Marc's Blog

About Me

My name is Marc Brooker. I've been writing code, reading code, and living vicariously through computers for as long as I can remember. I like to build things that work. I also dabble in machining, welding, cooking and skiing.

I'm currently an engineer at Amazon Web Services (AWS) in Seattle, where I work on databases, serverless, and serverless databases. Before that, I worked on EC2 and EBS.
All opinions are my own.

Links

My Publications and Videos
@marcbrooker on Mastodon @MarcJBrooker on Twitter

C++11’s atomic and volatile, under the hood on x86

How do C++11's atomic and volatile work?

In my previous post Java’s Atomic and volatile, under the hood on x86 I look at Atomic and volatile in Java, and how they affect the generated assembly. In this post, I’m looking at std::atomic and volatile in C++.

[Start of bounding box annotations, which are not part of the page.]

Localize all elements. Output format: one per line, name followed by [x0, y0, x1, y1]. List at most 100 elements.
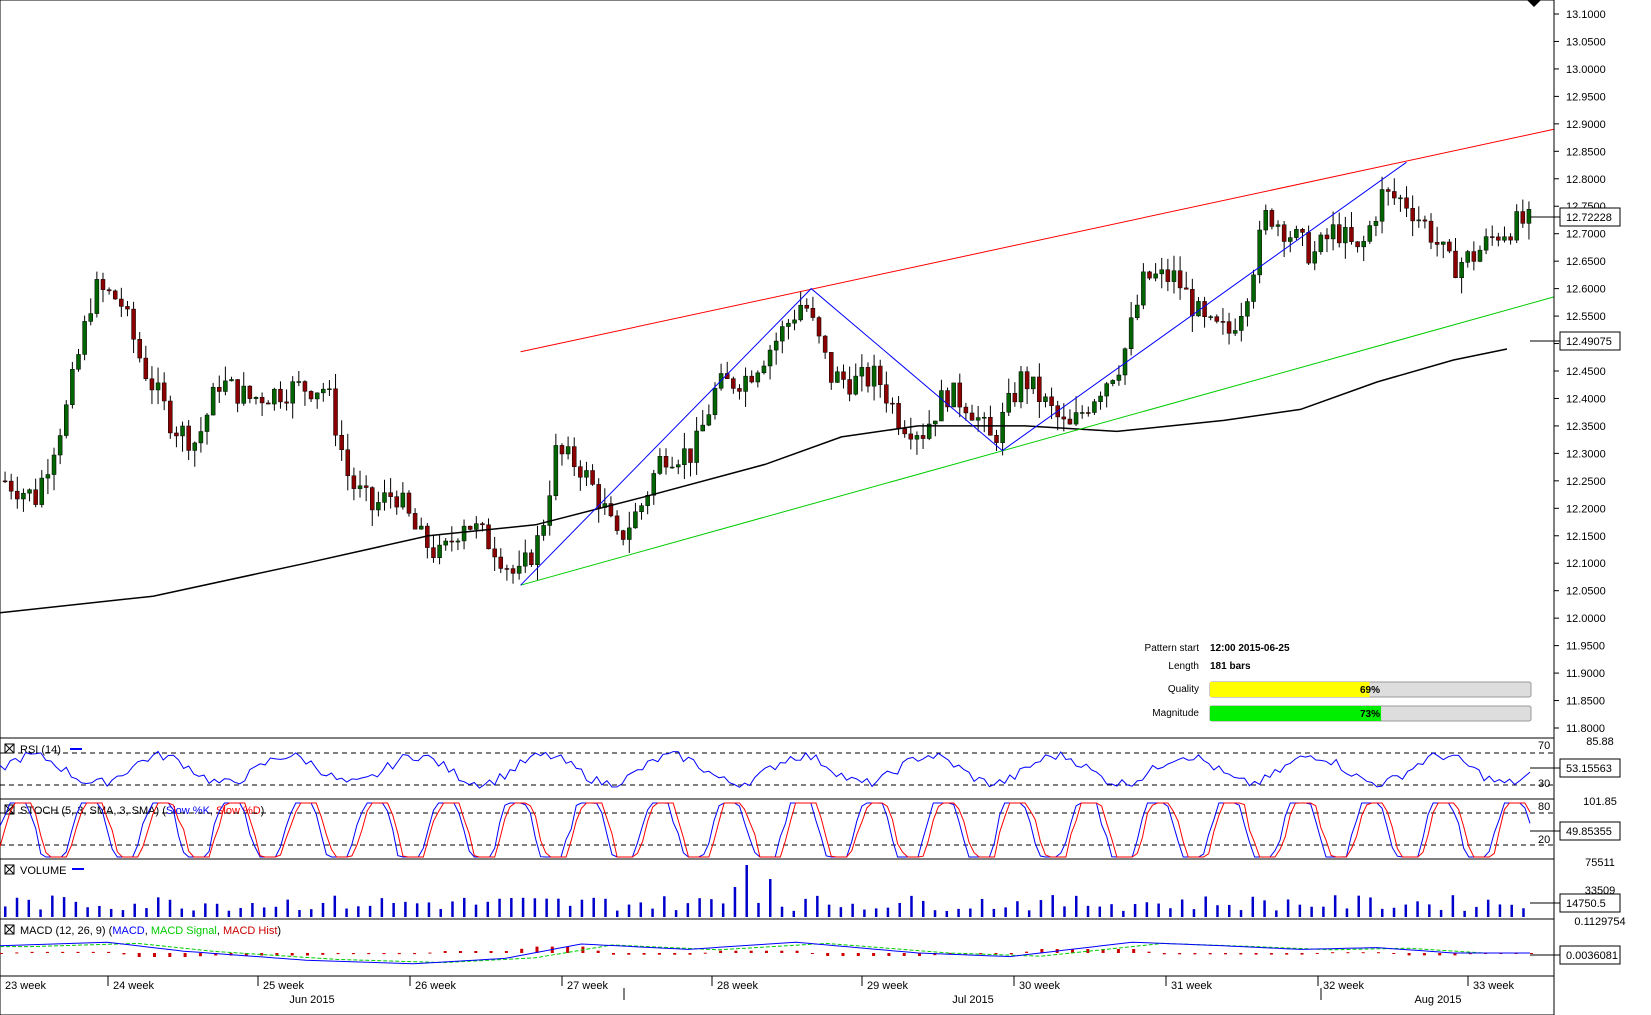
stoch-value-label: 49.85355: [1566, 826, 1612, 838]
volume-bar: [121, 910, 125, 917]
macd-hist-bar: [703, 952, 707, 954]
candle-down: [186, 425, 191, 451]
volume-bar: [1498, 904, 1502, 917]
last-price-marker: 12.72228: [1530, 207, 1621, 227]
macd-lines: [0, 941, 1533, 965]
week-label: 31 week: [1171, 980, 1212, 992]
y-tick-label: 12.6500: [1566, 256, 1606, 268]
candle-down: [890, 402, 895, 405]
y-tick-label: 12.2000: [1566, 503, 1606, 515]
candle-up: [1098, 395, 1103, 402]
macd-header[interactable]: MACD (12, 26, 9) (MACD, MACD Signal, MAC…: [4, 924, 281, 937]
quality-value: 69%: [1360, 685, 1380, 696]
volume-bar: [992, 908, 996, 917]
candle-up: [712, 388, 718, 415]
candle-up: [1018, 371, 1024, 403]
candle-down: [596, 484, 601, 508]
candle-up: [584, 470, 589, 478]
candle-up: [1153, 273, 1158, 279]
macd-hist-bar: [841, 953, 845, 956]
candle-down: [1190, 289, 1195, 317]
volume-bar: [1016, 901, 1019, 917]
macd-hist-bar: [306, 953, 309, 956]
volume-bar: [1428, 904, 1431, 917]
candle-down: [125, 306, 130, 310]
volume-bar: [427, 902, 431, 917]
volume-bar: [816, 895, 819, 917]
candle-down: [302, 381, 308, 392]
candle-up: [229, 379, 234, 382]
moving-average-layer: [0, 348, 1508, 614]
volume-bar: [498, 898, 501, 917]
candle-up: [418, 525, 424, 530]
volume-bar: [780, 906, 784, 917]
candle-down: [1453, 250, 1458, 279]
volume-bar: [804, 898, 807, 917]
macd-hist-bar: [872, 953, 876, 956]
candle-up: [639, 505, 644, 513]
macd-hist-bar: [290, 953, 294, 956]
volume-bar: [1228, 904, 1231, 917]
candle-down: [1049, 396, 1054, 406]
candle-up: [1128, 317, 1134, 349]
volume-header[interactable]: VOLUME: [4, 864, 84, 877]
macd-hist-bar: [673, 953, 677, 955]
candle-up: [94, 279, 100, 314]
candle-down: [810, 307, 816, 318]
candle-up: [1288, 237, 1293, 242]
candle-down: [614, 515, 620, 531]
candle-down: [1226, 321, 1232, 334]
volume-bar: [1475, 906, 1478, 917]
macd-hist-bar: [1300, 953, 1304, 955]
macd-hist-bar: [1071, 949, 1074, 953]
macd-hist-bar: [1468, 953, 1472, 955]
candle-up: [1073, 412, 1079, 425]
macd-value-label: 0.0036081: [1566, 950, 1618, 962]
candle-down: [431, 547, 436, 559]
candle-up: [1343, 227, 1348, 244]
candle-up: [1373, 220, 1379, 226]
pattern-zigzag-line: [520, 161, 1407, 586]
volume-bar: [192, 910, 195, 917]
volume-bar: [1251, 896, 1255, 917]
stoch-header[interactable]: STOCH (5, 3, SMA, 3, SMA) (Slow %K, Slow…: [4, 804, 264, 817]
candle-up: [321, 388, 326, 394]
y-tick-label: 12.8500: [1566, 146, 1606, 158]
volume-bar: [463, 897, 466, 917]
volume-panel: [0, 858, 1555, 920]
candle-up: [547, 495, 552, 526]
volume-bar: [827, 904, 831, 917]
volume-bar: [580, 899, 584, 917]
month-label: Aug 2015: [1414, 994, 1461, 1006]
macd-hist-bar: [1269, 953, 1273, 955]
week-label: 30 week: [1019, 980, 1060, 992]
macd-hist-bar: [336, 953, 340, 955]
macd-hist-bar: [1116, 949, 1120, 953]
ma-value-label: 12.49075: [1566, 336, 1612, 348]
candle-up: [657, 456, 663, 474]
candle-up: [1245, 301, 1250, 317]
candle-up: [1208, 316, 1213, 318]
candle-down: [608, 503, 614, 517]
candle-up: [914, 435, 920, 440]
time-axis-labels: 23 week 24 week 25 week 26 week 27 week 28 we…: [0, 976, 1514, 1006]
volume-bar: [1286, 899, 1290, 917]
candle-down: [449, 540, 455, 543]
rsi-70-label: 70: [1538, 740, 1550, 752]
candle-down: [908, 433, 914, 440]
pattern-layer: [520, 128, 1555, 586]
volume-bar: [333, 895, 337, 917]
candle-up: [565, 446, 571, 455]
candle-down: [492, 548, 497, 558]
candle-up: [382, 492, 387, 503]
volume-bar: [1133, 904, 1137, 917]
volume-bar: [1075, 895, 1078, 917]
candle-down: [161, 382, 167, 402]
macd-hist-bar: [30, 951, 34, 953]
candle-up: [314, 392, 320, 400]
volume-bar: [639, 902, 643, 917]
macd-hist-bar: [902, 953, 906, 956]
candle-up: [926, 423, 932, 439]
candle-up: [516, 565, 522, 574]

Like in Java, it’s well known that std::atomic and volatile have different meanings in C++, but it’s still interesting to take a look at how that translates to what actually gets run. Let’s start with a very simple program:

for (int i = 0; i < 500000000; i++) {
x += 0x3;
}

Then define x in one of three ways:

long x;
volatile long x;
std::atomic_long x;

Before digging directly into the assembly, we can compare the run-time of the three programs (on a Core2 Q6600 compiled with gcc4.6 -O2):

It’s clear from the difference in run times that these three programs do produce significantly different code. The step up from long to volatile long is 100x, and another 4x up to atomic_long. Starting the with assembly for the long version, we can see why it’s so fast:

addq    $1500000000, %rsi

Oh gcc, you’re sneaky. The compiler has completely discarded the loop, and calculated the result into a constant. Without the guarantees of atomic or volatile, it’s free to make optimizations like this. Next, the volatile version:

  movl    $500000000, %eax
.L2:
  movq    x(%rip), %rdx
  addq    $3, %rdx
  subl    $1, %eax
  movq    %rdx, x(%rip)
  jne     .L2

The inclusion of volatile has forced the compiler to not only run the loop, but also load and store the variable from memory on every run (the two movq instructions). The overhead of this is clearly significant, but it’s hard to seperate the effects of the two. Moving the load and store out of the loop breaks the volatile guarantee, but keeps the loop:

  movl	$500000000, %eax
  movq	x(%rip), %rdx
.L2:
  addq	$3, %rdx
  subl	$1, %eax
  jne	.L2
  movq	%rdx, x(%rip)

That version takes about 0.3s to run, so the it’s clear that memory access time still dominates the run time of the program. It’s also somewhat interesting the gcc has chosen to load, modify and store instead of doing the add directly to memory. We can modify the original volatile version to do that:

  movl	$500000000, %eax
.L2:
  addq	$3, x(%rip)
  subl	$1, %eax
  jne	.L2

That’s much less code, but it’s no faster. In fact, taking the average of a very large number of runs shows that it’s about 1% slower on my hardware. perf stat tells the story for the unmodified load-modify-store code:

3,006,477,937 cycles
2,504,227,487 instructions #    0.83  insns per cycle

and for the modified code:

3,035,431,555 cycles
1,504,575,146 instructions #    0.50  insns per cycle

The modified code saves two fifths of the instructions, but drops the instructions per cycle by slightly more. After that diversion, on to the atomic_long version of our original program:

   movl    $500000000, %eax
.L2:
   lock addq       $3, x(%rip)
   subl    $1, %eax
   jne     .L2

GCC is generating smarter code than java does with volatile, but uses a similar basic approach. It uses the lock prefixed instruction to generate a write barrier. In this case, gcc uses the same instruction to do the addition, which makes the code much simpler (and much faster on some machines). The performance impact of that lock prefix, compared to the nearly identical code above without it, is quite clear. perf stat says:

13,522,633,468 cycles
1,513,530,642 instructions #    0.11  insns per cycle

That’s 0.11 instructions per cycle compared to 0.5 for the non-locked version above. Comparing these two pieces of code makes the difference of intention between atomic and volatile quite clear. Even ignoring memory ordering issues, the volatile code can lead to the incorrect answer with concurrent access. Take another look at that code:

  movl    $500000000, %eax
.L2:
  movq    x(%rip), %rdx
  addq    $3, %rdx
  subl    $1, %eax
  movq    %rdx, x(%rip)
  jne     .L2

If another writer wrote to the location of x between the first and second movq instructions, their updates would be completely lost. Clearly, volatile doesn’t imply atomic. The picture gets even worse on a multi-processor machine, where the lack of any barriers means that the results are highly unlikely to be correct. Those of us who move between C++ and Java need to be very clear about the difference in meaning between C++ volatile and Java volatile. It’s really unfortunate that the designers of Java didn’t chose a different keyword.